Failure to Secure Foley Catheter Properly
Penalty
Summary
The facility failed to ensure proper care for a resident with an indwelling foley catheter, leading to the potential for catheter dislodgement, urethral trauma, and urinary tract infection. The resident, who was admitted with diagnoses including urinary retention, neuromuscular dysfunction of the bladder, and dementia, was observed without a securement device for their catheter. The securement device was found on the bathroom floor, and the resident was unaware of how it was removed. The resident required assistance with transfers due to a fall and was being helped by staff. During the survey, the LPN assigned to the resident confirmed the absence of a securement device and was unsure how it came off. The LPN disposed of the device found on the floor and obtained a new one.

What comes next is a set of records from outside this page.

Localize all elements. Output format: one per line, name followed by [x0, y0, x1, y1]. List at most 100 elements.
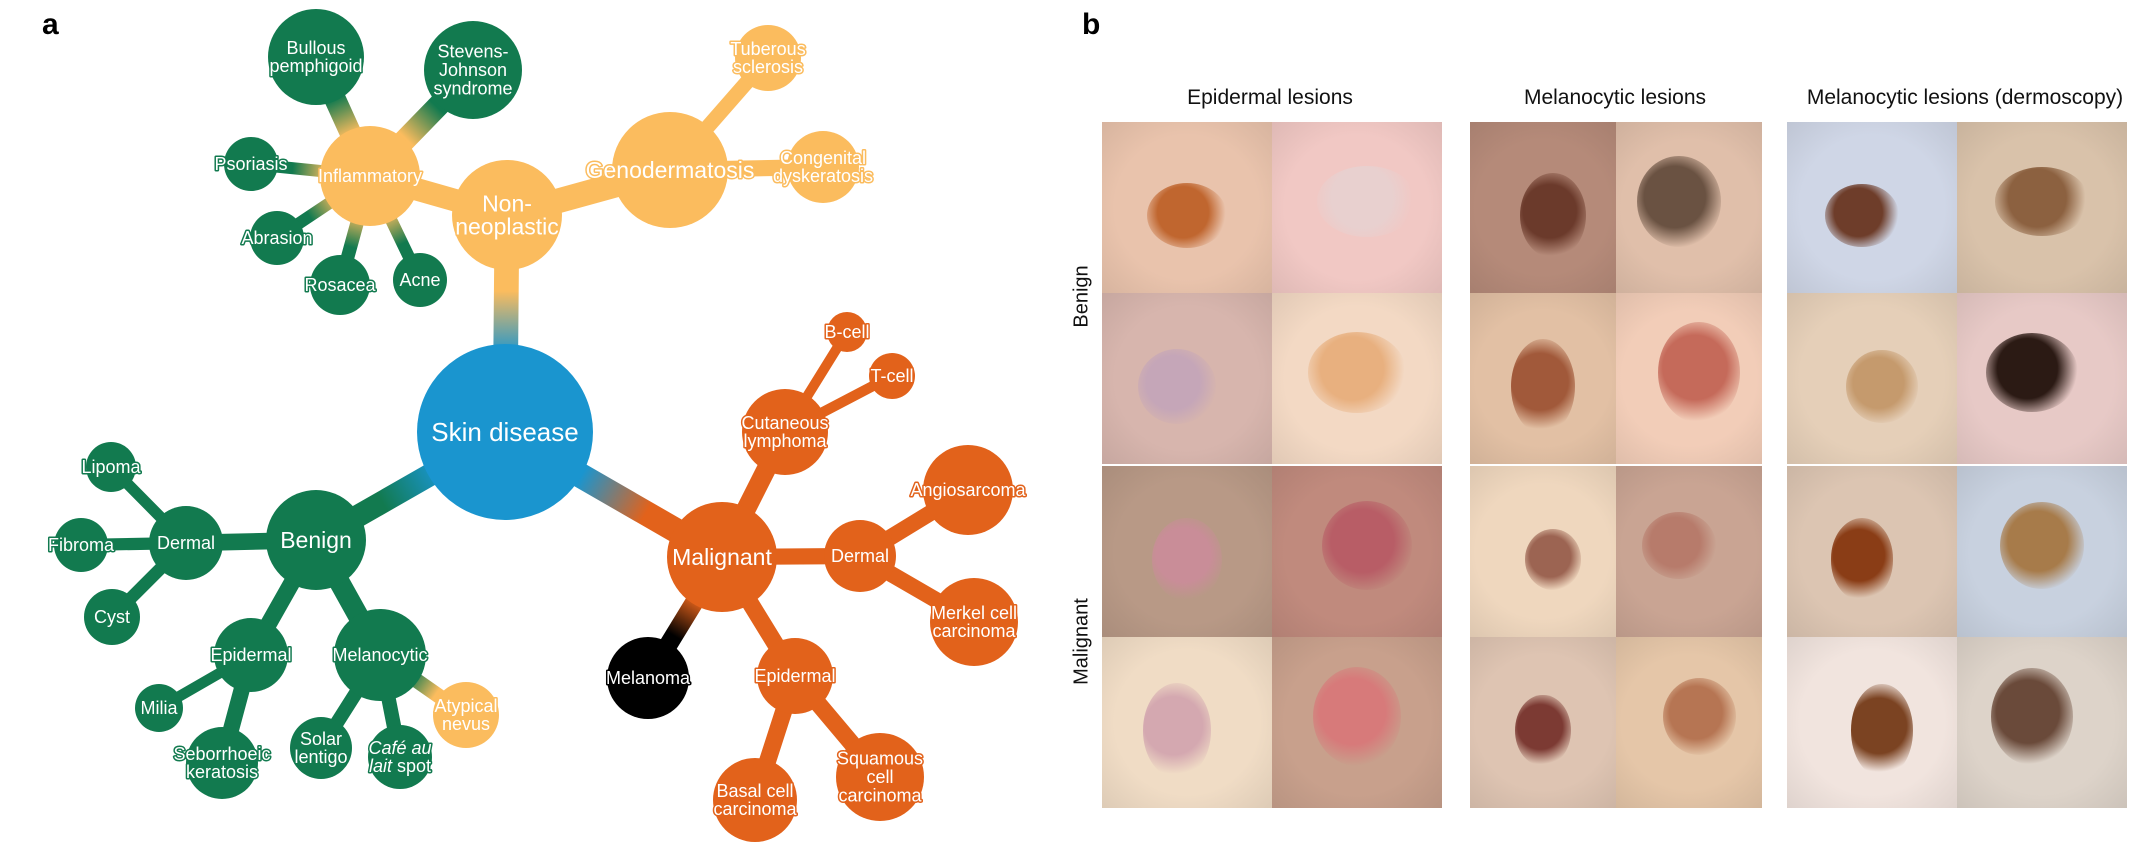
node-label-basal: Basal cell carcinoma: [713, 781, 797, 819]
lesion-spot: [1825, 183, 1899, 248]
node-circle-acne: [393, 253, 447, 307]
node-label-fibroma: Fibroma: [48, 535, 115, 555]
node-geno: Genodermatosis: [584, 112, 756, 228]
node-basal: Basal cell carcinoma: [712, 758, 799, 842]
node-label-melanocytic: Melanocytic: [332, 645, 427, 665]
node-epidermal_m: Epidermal: [753, 638, 837, 714]
lesion-image-10: [1957, 122, 2127, 293]
node-dermal_b: Dermal: [149, 506, 223, 580]
node-acne: Acne: [393, 253, 447, 307]
lesion-image-6: [1616, 122, 1762, 293]
node-angio: Angiosarcoma: [909, 445, 1028, 535]
node-root: Skin disease: [417, 344, 593, 520]
lesion-image-15: [1102, 637, 1272, 808]
node-circle-squamous: [836, 733, 924, 821]
node-circle-epidermal_m: [757, 638, 833, 714]
node-nonneo: Non-neoplastic: [452, 160, 562, 270]
node-label-epidermal_m: Epidermal: [754, 666, 835, 686]
node-label-benign: Benign: [280, 527, 352, 553]
node-label-cutaneous: Cutaneous lymphoma: [741, 413, 828, 451]
lesion-spot: [1986, 333, 2078, 412]
lesion-spot: [1991, 667, 2073, 766]
node-label-milia: Milia: [140, 698, 178, 718]
node-circle-dermal_b: [149, 506, 223, 580]
node-circle-angio: [923, 445, 1013, 535]
node-circle-epidermal_b: [214, 618, 288, 692]
node-label-acne: Acne: [399, 270, 440, 290]
node-label-psoriasis: Psoriasis: [214, 154, 287, 174]
lesion-image-9: [1787, 122, 1957, 293]
node-cutaneous: Cutaneous lymphoma: [740, 389, 830, 475]
node-label-inflam: Inflammatory: [318, 166, 422, 186]
node-melanocytic: Melanocytic: [331, 609, 429, 701]
node-abrasion: Abrasion: [240, 211, 314, 265]
node-circle-inflam: [320, 126, 420, 226]
node-label-bcell: B-cell: [824, 322, 869, 342]
lesion-spot: [1524, 528, 1582, 591]
node-lipoma: Lipoma: [80, 442, 143, 492]
lesion-image-13: [1102, 466, 1272, 637]
lesion-image-20: [1616, 637, 1762, 808]
node-cyst: Cyst: [84, 589, 140, 645]
node-label-seborrhoeic: Seborrhoeic keratosis: [173, 744, 270, 782]
node-label-geno: Genodermatosis: [586, 157, 755, 183]
node-circle-psoriasis: [224, 137, 278, 191]
lesion-spot: [1830, 518, 1894, 601]
node-seborrhoeic: Seborrhoeic keratosis: [172, 727, 272, 799]
node-circle-seborrhoeic: [186, 727, 258, 799]
node-rosacea: Rosacea: [303, 255, 378, 315]
lesion-spot: [1510, 338, 1576, 435]
node-circle-merkel: [930, 578, 1018, 666]
node-sjs: Stevens-Johnson syndrome: [424, 21, 522, 119]
node-circle-benign: [266, 490, 366, 590]
lesion-image-19: [1470, 637, 1616, 808]
node-circle-geno: [612, 112, 728, 228]
node-label-dermal_b: Dermal: [157, 533, 215, 553]
panel-letter-b: b: [1082, 8, 1101, 41]
row-label-benign: Benign: [1070, 265, 1093, 328]
node-congenital: Congenital dyskeratosis: [771, 131, 875, 203]
node-label-malignant: Malignant: [672, 544, 772, 570]
lesion-spot: [1143, 683, 1211, 778]
lesion-spot: [2000, 501, 2084, 590]
lesion-image-7: [1470, 293, 1616, 464]
node-label-angio: Angiosarcoma: [910, 480, 1026, 500]
lesion-spot: [1316, 166, 1418, 237]
row-label-malignant: Malignant: [1070, 598, 1093, 685]
node-label-epidermal_b: Epidermal: [210, 645, 291, 665]
lesion-image-22: [1957, 466, 2127, 637]
node-circle-congenital: [787, 131, 859, 203]
lesion-spot: [1312, 666, 1402, 767]
lesion-image-2: [1272, 122, 1442, 293]
node-label-root: Skin disease: [431, 417, 578, 447]
lesion-image-18: [1616, 466, 1762, 637]
lesion-spot: [1321, 501, 1413, 590]
node-label-abrasion: Abrasion: [241, 228, 312, 248]
taxonomy-tree: Skin disease Non-neoplastic Inflammatory Bu…: [46, 9, 1028, 842]
node-circle-melanocytic: [334, 609, 426, 701]
column-header-epidermal: Epidermal lesions: [1187, 86, 1353, 109]
node-circle-dermal_m: [824, 520, 896, 592]
node-tuberous: Tuberous sclerosis: [729, 25, 807, 91]
node-circle-cutaneous: [742, 389, 828, 475]
node-label-nonneo: Non-neoplastic: [455, 190, 559, 239]
lesion-image-23: [1787, 637, 1957, 808]
panel-letter-a: a: [42, 8, 59, 41]
node-cafe: Café au lait spot: [367, 725, 433, 789]
node-circle-malignant: [667, 502, 777, 612]
node-circle-rosacea: [310, 255, 370, 315]
node-circle-lipoma: [86, 442, 136, 492]
node-psoriasis: Psoriasis: [213, 137, 289, 191]
lesion-image-1: [1102, 122, 1272, 293]
lesion-spot: [1137, 348, 1217, 425]
node-circle-bullous: [268, 9, 364, 105]
node-label-squamous: Squamous cell carcinoma: [837, 749, 923, 806]
node-circle-abrasion: [250, 211, 304, 265]
node-label-rosacea: Rosacea: [304, 275, 376, 295]
column-header-dermoscopy: Melanocytic lesions (dermoscopy): [1806, 86, 2124, 109]
column-header-melanocytic: Melanocytic lesions: [1523, 86, 1707, 109]
node-circle-bcell: [827, 312, 867, 352]
node-circle-cafe: [368, 725, 432, 789]
lesion-spot: [1515, 694, 1571, 767]
node-squamous: Squamous cell carcinoma: [835, 733, 925, 821]
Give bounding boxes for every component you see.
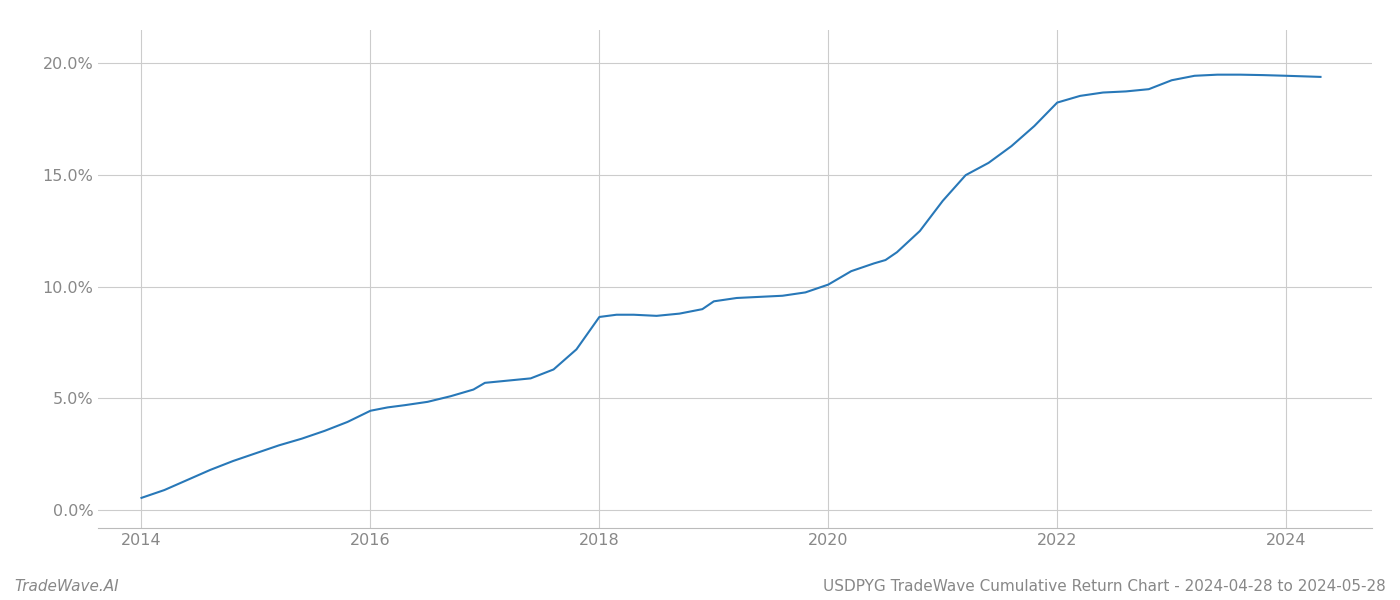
Text: USDPYG TradeWave Cumulative Return Chart - 2024-04-28 to 2024-05-28: USDPYG TradeWave Cumulative Return Chart… bbox=[823, 579, 1386, 594]
Text: TradeWave.AI: TradeWave.AI bbox=[14, 579, 119, 594]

The Director of Nursing was informed of the situation, and it was noted that the resident's care plan was updated only after the surveyor's observation. The facility's documentation showed gaps in the treatment administration record, with several blank entries for catheter care. Interviews with staff, including a CNA and the Unit Manager, revealed a lack of clarity on how the securement device ended up on the floor and an acknowledgment of the concern regarding the absence of a securement device. The Director of Nursing was questioned about the facility's standards for foley care and the lack of prior documentation of the resident's non-compliance with the securement device. The facility's procedure for indwelling catheter care requires proper securing of the tubing to the leg, which was not adhered to in this case.